Mum campaigns to keep daughters murderer in jail

A Northamptonshire woman joined 2000 protestors in London to keep the man who murdered her daughter and grandchildren from EVER being released from prison.

53 year old Carol Quinn found her daughter Claire and her two grandchildren, 7 year old Jade and 8 year old Kieren, dead at their home in Bugbrooke in July 2000.

They'd been murdered by Claire's husband, Philip Austin.

31 year old Claire, who worked as an auxillary nurse, had been stabbed to death with such force that the knife had snapped. Jade and Kieren had also both been strangled while they were asleep in bed. The families poodle had also been beaten to death with a mallet.

Philip Austin, then 31, was given three life sentences for the triple murders, with a minimum of 20 years.

But Carol's worried that he'll be let out of prison once he's served his minimum sentence or, even sooner. She says:

"You take a life, you've crossed a line. There's no other crime as serious as murder. How can they ever say that that person will never take another life.

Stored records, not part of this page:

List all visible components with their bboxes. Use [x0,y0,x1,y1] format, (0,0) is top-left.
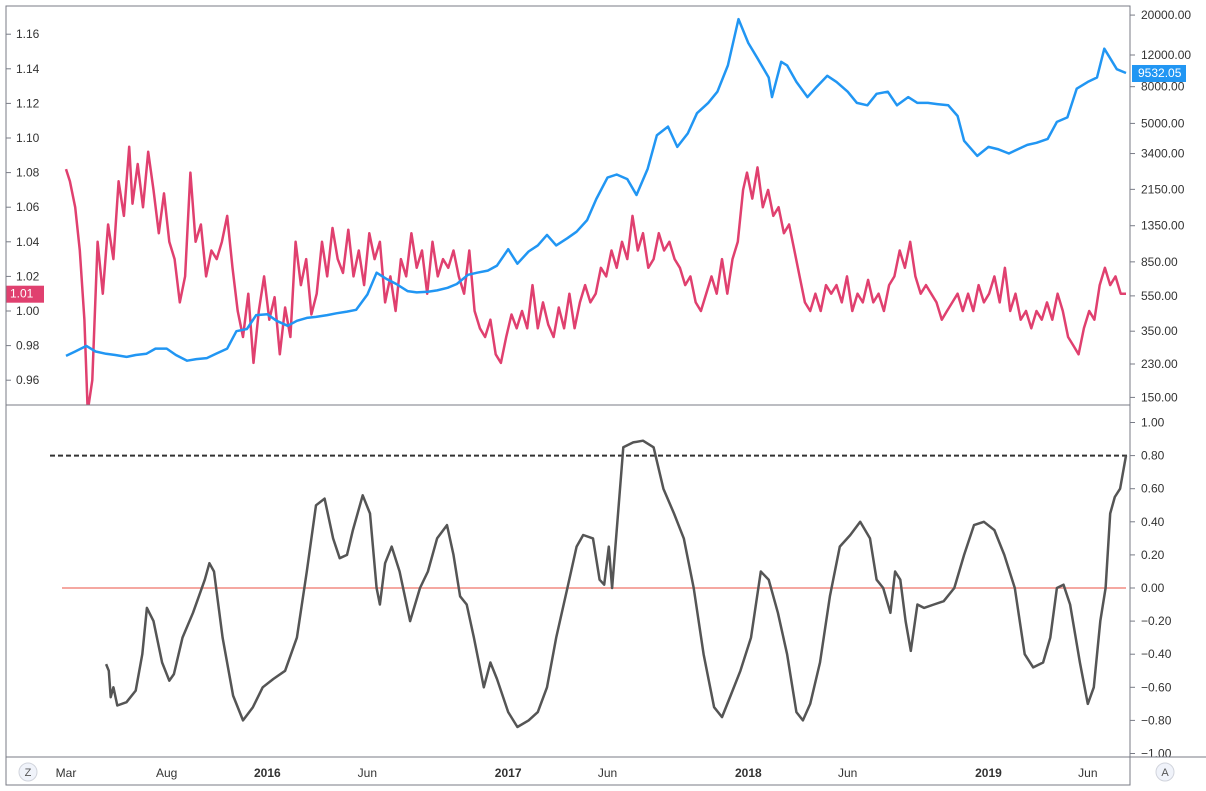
time-axis-label: 2017 [495,766,522,780]
right-tick-label: 850.00 [1141,255,1178,269]
left-tick-label: 1.10 [16,131,40,145]
left-tick-label: 1.12 [16,96,40,110]
indicator-tick-label: −1.00 [1141,747,1172,761]
right-tick-label: 8000.00 [1141,80,1185,94]
right-tick-label: 12000.00 [1141,48,1191,62]
right-tick-label: 2150.00 [1141,182,1185,196]
left-tick-label: 1.02 [16,269,40,283]
right-tick-label: 20000.00 [1141,8,1191,22]
indicator-tick-label: 0.20 [1141,548,1165,562]
time-axis-label: Jun [838,766,857,780]
blue-price-series-line [65,17,1127,362]
right-tick-label: 350.00 [1141,324,1178,338]
time-axis-label: Jun [358,766,377,780]
right-tick-label: 550.00 [1141,289,1178,303]
correlation-indicator-line [104,439,1128,729]
right-tick-label: 150.00 [1141,390,1178,404]
indicator-tick-label: 0.60 [1141,482,1165,496]
zoom-control[interactable]: Z [18,762,38,782]
left-tick-label: 1.00 [16,304,40,318]
left-tick-label: 1.06 [16,200,40,214]
left-tick-label: 1.08 [16,166,40,180]
indicator-tick-label: 0.40 [1141,515,1165,529]
time-axis-label: 2019 [975,766,1002,780]
zoom-button[interactable]: Z [25,767,32,779]
time-axis-label: 2016 [254,766,281,780]
left-tick-label: 1.04 [16,235,40,249]
price-pane-area[interactable] [6,6,1130,404]
left-tick-label: 0.98 [16,339,40,353]
left-tick-label: 1.16 [16,27,40,41]
auto-scale-button-circle[interactable] [1155,762,1175,782]
time-axis-label: Jun [1078,766,1097,780]
right-tick-label: 3400.00 [1141,147,1185,161]
indicator-tick-label: −0.40 [1141,647,1172,661]
indicator-tick-label: −0.20 [1141,614,1172,628]
red-last-value-tag-box [6,285,44,303]
time-axis-label: Mar [56,766,77,780]
right-tick-label: 230.00 [1141,357,1178,371]
pane-borders [5,5,1206,786]
price-left-axis: 0.96 0.98 1.00 1.02 1.04 1.06 1.08 1.10 1.12 1.14… [6,27,40,387]
indicator-tick-label: 0.80 [1141,449,1165,463]
right-tick-label: 1350.00 [1141,219,1185,233]
indicator-right-axis[interactable]: −1.00 −0.80 −0.60 −0.40 −0.20 0.00 0.20 0.40 0.6… [1130,416,1172,761]
pink-ratio-series-line [64,145,1126,413]
zoom-button-circle[interactable] [18,762,38,782]
indicator-tick-label: 0.00 [1141,581,1165,595]
auto-scale-control[interactable]: A [1155,762,1175,782]
auto-scale-button[interactable]: A [1161,767,1169,779]
time-axis-label: Jun [598,766,617,780]
time-axis-label: 2018 [735,766,762,780]
left-tick-label: 1.14 [16,62,40,76]
time-axis-label: Aug [156,766,177,780]
blue-last-value-tag-box [1132,64,1186,82]
indicator-tick-label: −0.80 [1141,713,1172,727]
price-panel[interactable]: 0.96 0.98 1.00 1.02 1.04 1.06 1.08 1.10 1.12 1.14… [6,6,1191,413]
indicator-panel[interactable]: −1.00 −0.80 −0.60 −0.40 −0.20 0.00 0.20 0.40 0.6… [6,405,1172,761]
blue-last-value-label: 9532.05 [1138,66,1182,80]
time-axis[interactable]: Mar Aug 2016 Jun 2017 Jun 2018 Jun 2019 Jun [56,766,1098,780]
right-tick-label: 5000.00 [1141,116,1185,130]
red-last-value-label: 1.01 [10,287,34,301]
price-right-axis[interactable]: 150.00 230.00 350.00 550.00 850.00 1350.00 215… [1130,8,1191,404]
indicator-tick-label: 1.00 [1141,416,1165,430]
blue-last-value-tag: 9532.05 [1132,64,1186,82]
left-tick-label: 0.96 [16,373,40,387]
red-last-value-tag: 1.01 [6,285,44,303]
indicator-tick-label: −0.60 [1141,680,1172,694]
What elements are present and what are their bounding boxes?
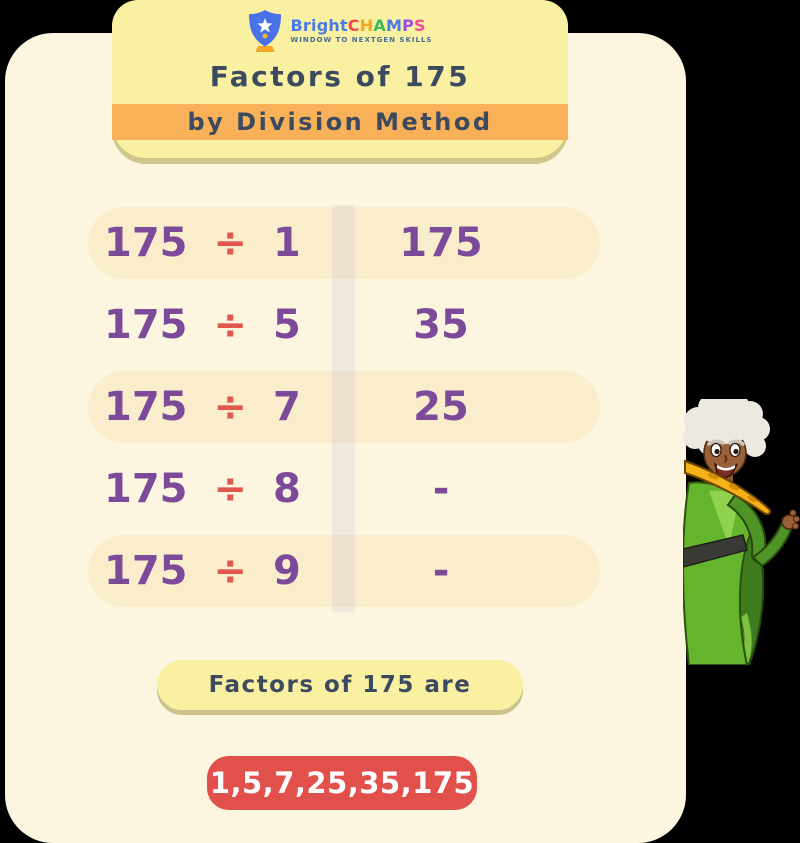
page-title: Factors of 175 [209,60,471,93]
logo-wordmark: BrightCHAMPS [291,17,433,35]
column-divider [332,205,355,612]
shield-star-icon [248,10,281,52]
divisor: 7 [273,384,301,430]
quotient: 25 [413,384,469,430]
division-expression: 175 ÷ 9 [104,535,301,607]
dividend: 175 [104,466,188,512]
dividend: 175 [104,220,188,266]
dividend: 175 [104,548,188,594]
brightchamps-logo: BrightCHAMPS WINDOW TO NEXTGEN SKILLS [112,9,568,53]
division-row: 175 ÷ 5 35 [88,289,600,361]
dividend: 175 [104,302,188,348]
logo-champs-letter: P [402,16,414,36]
division-sign: ÷ [213,384,248,430]
header-card: BrightCHAMPS WINDOW TO NEXTGEN SKILLS Fa… [112,0,568,158]
main-card: 175 ÷ 1 175 175 ÷ 5 35 175 ÷ 7 25 1 [5,33,686,843]
logo-champs-letter: C [347,16,360,36]
divisor: 5 [273,302,301,348]
dividend: 175 [104,384,188,430]
factors-answer-pill: 1,5,7,25,35,175 [207,756,477,810]
division-sign: ÷ [213,302,248,348]
divisor: 1 [273,220,301,266]
quotient: - [432,466,450,512]
quotient: 175 [399,220,483,266]
logo-champs-letter: A [373,16,386,36]
division-row: 175 ÷ 7 25 [88,371,600,443]
division-row: 175 ÷ 9 - [88,535,600,607]
division-expression: 175 ÷ 5 [104,289,301,361]
logo-champs-letter: H [359,16,374,36]
page-subtitle-band: by Division Method [112,104,568,140]
logo-tagline: WINDOW TO NEXTGEN SKILLS [290,35,433,44]
division-sign: ÷ [213,548,248,594]
grandma-mascot-illustration [683,399,800,665]
division-expression: 175 ÷ 1 [104,207,301,279]
logo-bright-text: Bright [290,16,348,36]
division-row: 175 ÷ 8 - [88,453,600,525]
division-row: 175 ÷ 1 175 [88,207,600,279]
logo-champs-letter: M [385,16,403,36]
quotient: - [432,548,450,594]
factors-label-pill: Factors of 175 are [157,660,523,710]
logo-text-block: BrightCHAMPS WINDOW TO NEXTGEN SKILLS [291,17,433,44]
divisor: 8 [273,466,301,512]
logo-champs-letter: S [414,16,426,36]
divisor: 9 [273,548,301,594]
division-sign: ÷ [213,220,248,266]
quotient: 35 [413,302,469,348]
division-expression: 175 ÷ 8 [104,453,301,525]
division-sign: ÷ [213,466,248,512]
division-expression: 175 ÷ 7 [104,371,301,443]
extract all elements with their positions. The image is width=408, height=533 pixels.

It absolutely terrifies me, the thought of him coming out. It musn't happen. Which is why I'll fight until I take my last breath to keep him inside so that he can never do this to anyone else."

Following the murders, Carol and her husband Harry Quinn joined NEVA - The North East Victims Association - to try and help them cope.

Carol is protesting with others from NEVA, who've lost a loved one to murder, outside parliament. She says they want LIFE to mean LIFE sentence.

"It's too late when they've done it. Taken a life. They should have there's in prison.

No one knows until they've been through it the pain and hurt that it causes. It changes your life forever.